(The Flying Spaghetti Monster)
Rob Bell and Dan Golden (B&G), in Jesus Wants to Save Christians: A Manifesto For the Church In Exile, argue for the true church needing to be "not of this world." The real church does not acquiesce into the shape of this culture. Church's that do this become like the "consumer church" Eugene Peterson describes in The Jesus Way. "The consumer church is the antichrist church," says Peterson.
B&G are making a case for the biblical church, to be distinguished from "seeker churches" and other kinds of not-so-Jesus-like churches. Jesus didn't come to serve up Starbuck's and ask us if we're quite satisfied with everything. B&G, like Shane Claiborne, Jim Wallis, Tony Campolo and others, are scandalized at materialist churches whose sanctuaries resemble movie theatres where passive spectators watch religio-theatrical productions and, hopefully, give the productions 4 stars.I like how B&G describe the biblical text as, essentially, an "oppression narrative." Sounds right to me. Jesus came to form a community that would set captives free from things like loneliness and hunger and poverty. I would add - physical and mental illnesses, and even death (ultimately in the age to come and sometimes - for a period - in this age). The empire of darkness is materistic and self-centered and war-making and other things. I agree.
I want to add this to the discussion: the empire of darkness is also, currently in Europe and North America, materialistic in the metaphyical sense; viz., that all that exists is matter and its various collocations. On philosophical materialism such things as the following have no reality: "soul," "mind," "spirit," "angels and demons," and the like. All reality is natural; there are no supernatural events.
But in the Bible-as-oppression-narrative there are supernatural events.
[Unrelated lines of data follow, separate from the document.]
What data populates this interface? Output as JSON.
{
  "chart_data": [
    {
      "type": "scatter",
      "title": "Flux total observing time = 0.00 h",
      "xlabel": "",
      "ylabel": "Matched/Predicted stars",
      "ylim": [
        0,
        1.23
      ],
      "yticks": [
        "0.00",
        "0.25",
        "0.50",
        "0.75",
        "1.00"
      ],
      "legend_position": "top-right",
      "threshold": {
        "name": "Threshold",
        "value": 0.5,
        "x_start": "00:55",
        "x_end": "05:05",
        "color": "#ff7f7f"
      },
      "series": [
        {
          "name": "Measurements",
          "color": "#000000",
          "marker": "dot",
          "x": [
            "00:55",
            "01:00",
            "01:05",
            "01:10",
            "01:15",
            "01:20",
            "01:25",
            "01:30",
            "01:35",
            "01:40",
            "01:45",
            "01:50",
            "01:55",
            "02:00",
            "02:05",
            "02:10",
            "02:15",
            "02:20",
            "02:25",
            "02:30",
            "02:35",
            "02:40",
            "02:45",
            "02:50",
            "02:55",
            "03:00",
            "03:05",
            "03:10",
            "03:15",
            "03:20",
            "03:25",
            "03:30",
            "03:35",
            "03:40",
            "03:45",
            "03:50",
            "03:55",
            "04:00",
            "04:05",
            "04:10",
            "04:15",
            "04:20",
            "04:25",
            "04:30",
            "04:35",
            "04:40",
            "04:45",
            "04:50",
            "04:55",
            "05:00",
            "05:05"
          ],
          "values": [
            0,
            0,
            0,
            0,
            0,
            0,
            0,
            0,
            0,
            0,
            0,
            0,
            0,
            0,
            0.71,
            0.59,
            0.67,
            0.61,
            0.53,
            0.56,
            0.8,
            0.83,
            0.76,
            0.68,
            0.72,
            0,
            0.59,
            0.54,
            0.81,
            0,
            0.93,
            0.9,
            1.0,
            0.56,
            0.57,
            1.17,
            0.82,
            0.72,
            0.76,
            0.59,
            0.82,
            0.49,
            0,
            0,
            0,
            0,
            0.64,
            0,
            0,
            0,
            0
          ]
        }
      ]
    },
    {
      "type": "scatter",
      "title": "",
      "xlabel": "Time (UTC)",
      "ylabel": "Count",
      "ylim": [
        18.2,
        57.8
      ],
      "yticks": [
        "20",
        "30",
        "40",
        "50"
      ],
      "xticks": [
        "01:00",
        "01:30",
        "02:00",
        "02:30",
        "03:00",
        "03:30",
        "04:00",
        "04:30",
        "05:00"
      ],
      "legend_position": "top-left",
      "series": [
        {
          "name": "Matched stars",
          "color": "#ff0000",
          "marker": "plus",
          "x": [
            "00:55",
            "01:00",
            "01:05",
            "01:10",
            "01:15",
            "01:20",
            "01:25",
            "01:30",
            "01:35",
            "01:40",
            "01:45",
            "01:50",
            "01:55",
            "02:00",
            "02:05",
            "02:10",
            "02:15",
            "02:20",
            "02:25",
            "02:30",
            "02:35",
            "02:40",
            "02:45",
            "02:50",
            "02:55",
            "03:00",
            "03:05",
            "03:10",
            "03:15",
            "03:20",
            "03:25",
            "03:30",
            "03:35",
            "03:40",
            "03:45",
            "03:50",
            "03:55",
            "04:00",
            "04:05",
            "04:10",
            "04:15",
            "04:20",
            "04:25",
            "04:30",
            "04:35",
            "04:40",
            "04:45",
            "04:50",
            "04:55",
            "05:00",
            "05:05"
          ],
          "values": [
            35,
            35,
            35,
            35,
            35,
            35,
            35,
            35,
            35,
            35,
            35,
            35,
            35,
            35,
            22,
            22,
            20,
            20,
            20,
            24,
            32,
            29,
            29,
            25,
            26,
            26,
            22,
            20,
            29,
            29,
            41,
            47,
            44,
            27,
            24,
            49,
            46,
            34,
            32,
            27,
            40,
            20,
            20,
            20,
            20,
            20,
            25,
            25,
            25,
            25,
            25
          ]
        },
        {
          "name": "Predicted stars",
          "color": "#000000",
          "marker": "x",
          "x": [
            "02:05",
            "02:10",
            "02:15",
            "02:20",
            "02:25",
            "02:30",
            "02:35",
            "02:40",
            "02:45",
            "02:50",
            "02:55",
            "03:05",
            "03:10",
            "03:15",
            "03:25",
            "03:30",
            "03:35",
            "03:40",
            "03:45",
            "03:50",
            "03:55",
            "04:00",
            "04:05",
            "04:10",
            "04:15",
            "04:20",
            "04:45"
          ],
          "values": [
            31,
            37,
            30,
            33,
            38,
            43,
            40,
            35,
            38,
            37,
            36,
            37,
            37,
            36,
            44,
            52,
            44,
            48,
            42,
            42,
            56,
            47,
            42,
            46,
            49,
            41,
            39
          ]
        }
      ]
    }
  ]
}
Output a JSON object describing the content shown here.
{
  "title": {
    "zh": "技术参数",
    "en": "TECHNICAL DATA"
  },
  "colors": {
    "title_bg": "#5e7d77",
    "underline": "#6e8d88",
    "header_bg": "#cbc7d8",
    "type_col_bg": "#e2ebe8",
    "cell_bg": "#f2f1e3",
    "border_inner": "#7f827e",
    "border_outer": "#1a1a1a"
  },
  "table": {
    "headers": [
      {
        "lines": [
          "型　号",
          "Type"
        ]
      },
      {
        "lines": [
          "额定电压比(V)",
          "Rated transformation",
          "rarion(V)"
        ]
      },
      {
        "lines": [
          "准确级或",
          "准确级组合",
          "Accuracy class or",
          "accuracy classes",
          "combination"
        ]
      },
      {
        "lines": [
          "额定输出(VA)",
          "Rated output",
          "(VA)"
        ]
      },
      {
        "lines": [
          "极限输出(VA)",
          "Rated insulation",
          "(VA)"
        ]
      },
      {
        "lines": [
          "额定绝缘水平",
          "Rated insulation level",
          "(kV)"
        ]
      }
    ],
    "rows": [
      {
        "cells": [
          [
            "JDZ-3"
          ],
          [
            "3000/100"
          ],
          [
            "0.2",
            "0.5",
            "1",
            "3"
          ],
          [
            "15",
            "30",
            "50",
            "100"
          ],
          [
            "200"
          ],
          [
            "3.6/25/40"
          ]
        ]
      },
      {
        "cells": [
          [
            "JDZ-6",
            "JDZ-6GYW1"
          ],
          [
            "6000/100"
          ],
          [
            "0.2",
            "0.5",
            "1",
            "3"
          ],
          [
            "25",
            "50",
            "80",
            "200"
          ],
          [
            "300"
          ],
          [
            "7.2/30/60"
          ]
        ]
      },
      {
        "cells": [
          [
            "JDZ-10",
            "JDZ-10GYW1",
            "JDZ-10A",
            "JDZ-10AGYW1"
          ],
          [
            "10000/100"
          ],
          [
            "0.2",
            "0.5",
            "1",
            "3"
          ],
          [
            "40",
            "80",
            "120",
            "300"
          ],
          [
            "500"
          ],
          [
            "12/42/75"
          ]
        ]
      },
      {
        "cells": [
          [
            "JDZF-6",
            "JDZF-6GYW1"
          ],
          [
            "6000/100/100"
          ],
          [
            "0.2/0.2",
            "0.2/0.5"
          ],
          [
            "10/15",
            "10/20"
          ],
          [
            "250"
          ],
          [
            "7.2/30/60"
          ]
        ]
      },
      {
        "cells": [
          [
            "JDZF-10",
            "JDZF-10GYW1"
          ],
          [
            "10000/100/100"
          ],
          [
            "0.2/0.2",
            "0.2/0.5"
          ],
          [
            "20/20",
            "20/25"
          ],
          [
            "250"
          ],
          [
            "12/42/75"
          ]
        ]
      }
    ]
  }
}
There are pillars of fire and tablets of stone and manna in the wilderness and waves rebuked and demons cast out and blind people coming to non-metaphorically see and dead people non-figuratively raised. The present empire of darkness dismisses such things. I think this is important, because such dismissal provides philosophical warrant for the consumer/materialistic church. In fact, if this part of the evil empire of darkness is not challenged evidentially, I think that all the preaching about the selfless empire of God will struggle. Paul himself said that, if Christ is not really raised from the dead, then our theologies are in vain. At this point all we have left is to worship and preach at the Church of the Flying Spaghetti Monster.
So I think B&G's theologizing runs the risk of being another exercise in vanity if the supernatural now-activity of Jesus (as Tony Campolo calls it) is not embraced and made a necessary, not merely sufficient, condition for the real church to emerge. If this is not made one of the central experiential realities, then I find it hard to see how B&G's theology for the exiled church will not itself remain in exile precisely because the secular air we now breathe cannot embrace the supernatural. (See Charles Taylor, again, here.) The "Jesus Way" is not only anti-materialistic in the monetary sense, it's also anti-materialistic in the philosophical/metaphysical sense. Today's followers of Jesus need to give equal attention to both. (J.P. Moreland helps us here in his Kingdom Triangle.)